Noël Picard et la photo qui ne veut pas disparaître

Noël Picard a vécu 78 ans, et pendant un grand bout de sa vie, la photo l’a accompagné partout.

Dans le bar de son populaire restaurant, à Cuba, au Missouri. À un mur de la maison familiale. À un mur de sa dernière maison à Montréal, là où il s’est assuré de la mettre bien en évidence pour que tout le monde la voie, pour que tout le monde se rappelle ce qui était arrivé à Boston par un chaud soir de mai 1970.

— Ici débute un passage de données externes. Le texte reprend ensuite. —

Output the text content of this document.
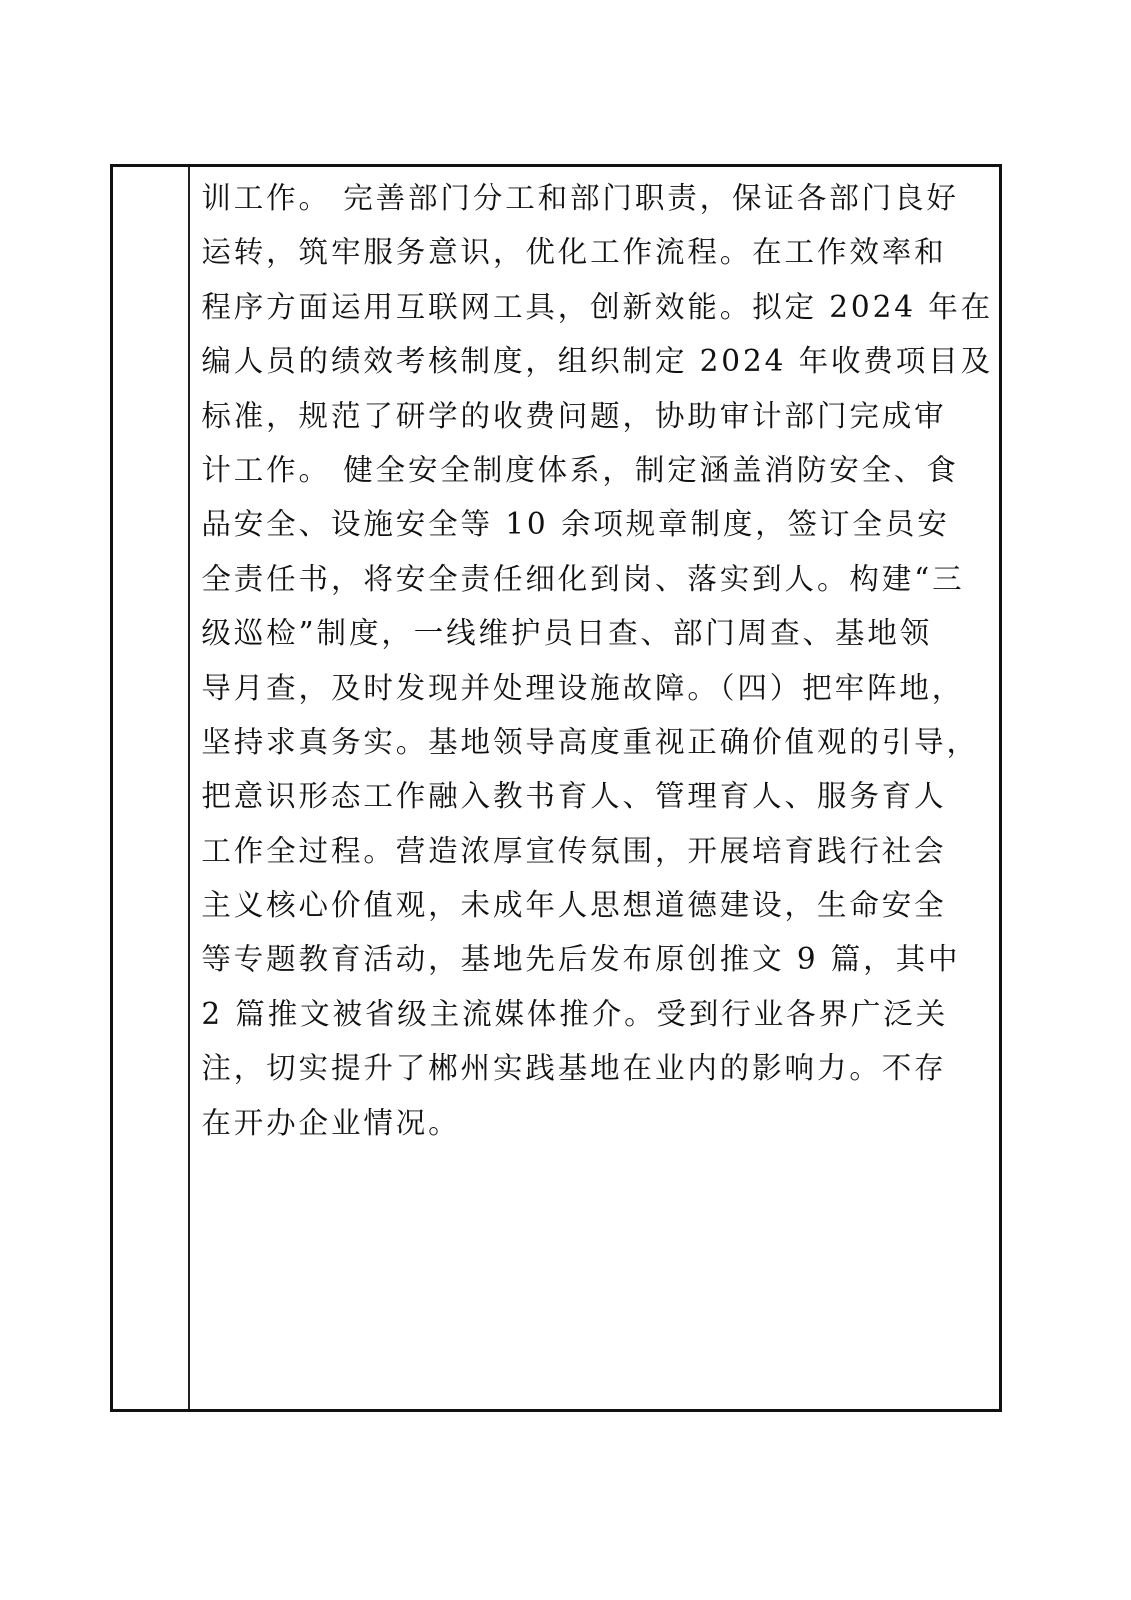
训工作。 完善部门分工和部门职责，保证各部门良好
运转，筑牢服务意识，优化工作流程。在工作效率和
程序方面运用互联网工具，创新效能。拟定 2024 年在
编人员的绩效考核制度，组织制定 2024 年收费项目及
标准，规范了研学的收费问题，协助审计部门完成审
计工作。 健全安全制度体系，制定涵盖消防安全、食
品安全、设施安全等 10 余项规章制度，签订全员安
全责任书，将安全责任细化到岗、落实到人。构建“三
级巡检”制度，一线维护员日查、部门周查、基地领
导月查，及时发现并处理设施故障。（四）把牢阵地，
坚持求真务实。基地领导高度重视正确价值观的引导，
把意识形态工作融入教书育人、管理育人、服务育人
工作全过程。营造浓厚宣传氛围，开展培育践行社会
主义核心价值观，未成年人思想道德建设，生命安全
等专题教育活动，基地先后发布原创推文 9 篇，其中
2 篇推文被省级主流媒体推介。受到行业各界广泛关
注，切实提升了郴州实践基地在业内的影响力。不存
在开办企业情况。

Pourtant, sur la photo, ce n’est pas lui qui est le héros. Ce rôle revient plutôt à Bobby Orr, les bras droit devant, le visage tendu, qui vole sur la glace après avoir marqué le but gagnant du quatrième match de la finale de la Coupe Stanley sur la glace du vieux Garden de Boston.

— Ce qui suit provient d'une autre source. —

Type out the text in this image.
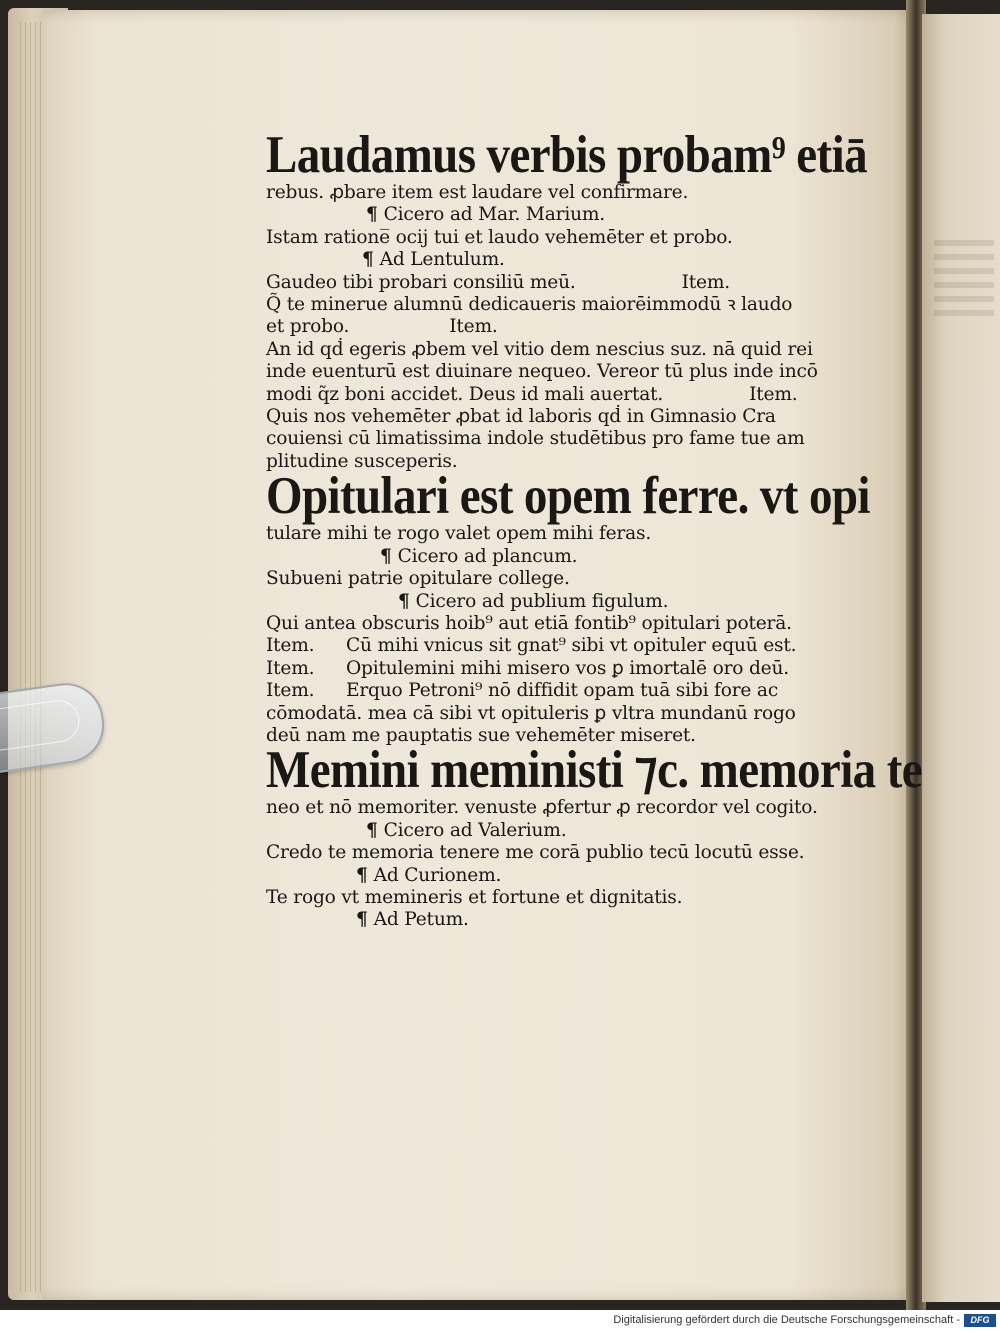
Laudamus verbis probam⁹ etiā
rebus. ꝓbare item est laudare vel confirmare.
¶ Cicero ad Mar. Marium.
Istam ratione̅ ocij tui et laudo vehemēter et probo.
¶ Ad Lentulum.
Gaudeo tibi probari consiliū meū.	Item.
Q̃ te minerue alumnū dedicaueris maiorēimmodū ꝛ laudo
et probo.	Item.
An id qḋ egeris ꝓbem vel vitio dem nescius suz. nā quid rei
inde euenturū est diuinare nequeo. Vereor tū plus inde incō
modi q̃z boni accidet. Deus id mali auertat.	Item.
Quis nos vehemēter ꝓbat id laboris qḋ in Gimnasio Cra
couiensi cū limatissima indole studētibus pro fame tue am
plitudine susceperis.
Opitulari est opem ferre. vt opi
tulare mihi te rogo valet opem mihi feras.
¶ Cicero ad plancum.
Subueni patrie opitulare college.
¶ Cicero ad publium figulum.
Qui antea obscuris hoib⁹ aut etiā fontib⁹ opitulari poterā.
Item. Cū mihi vnicus sit gnat⁹ sibi vt opituler equū est.
Item. Opitulemini mihi misero vos ꝑ imortalē oro deū.
Item. Erquo Petroni⁹ nō diffidit opam tuā sibi fore ac
cōmodatā. mea cā sibi vt opituleris ꝑ vltra mundanū rogo
deū nam me pauptatis sue vehemēter miseret.
Memini meministi ⁊c. memoria te
neo et nō memoriter. venuste ꝓfertur ꝓ recordor vel cogito.
¶ Cicero ad Valerium.
Credo te memoria tenere me corā publio tecū locutū esse.
¶ Ad Curionem.
Te rogo vt memineris et fortune et dignitatis.
¶ Ad Petum.
Digitalisierung gefördert durch die Deutsche Forschungsgemeinschaft -	DFG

Mais on y voit très bien Noël Picard. Il est là, juste derrière, en train de lancer un regard sévère en direction d’Orr, à qui il vient tout juste de faire sauter les patins à l’aide de son bâton. Les deux hommes ne pouvaient l’imaginer sur le coup, mais cette photo allait les suivre pour le reste de leur vie, leur permettre de rester côte à côte à tout jamais dans le grand livre de la Ligue nationale de hockey.

« Ce n’est pas mon père qui a le beau rôle sur la photo, parce que ce n’est pas le dénouement qu’il voulait. Mais il n’a jamais été amer face à ça. »

— Daniel Picard, fils de Noël Picard

Noël Picard, robuste défenseur, a joué pendant trois autres saisons après le but et la photo, et il a pris sa retraite à la suite d’un bref passage chez les Flames d’Atlanta au terme de la saison 1972-1973. Mais la photo, elle, n’a jamais pris sa retraite. Elle l’a suivi jusqu’à son dernier souffle, immuable, comme si elle était immunisée contre les ravages du temps.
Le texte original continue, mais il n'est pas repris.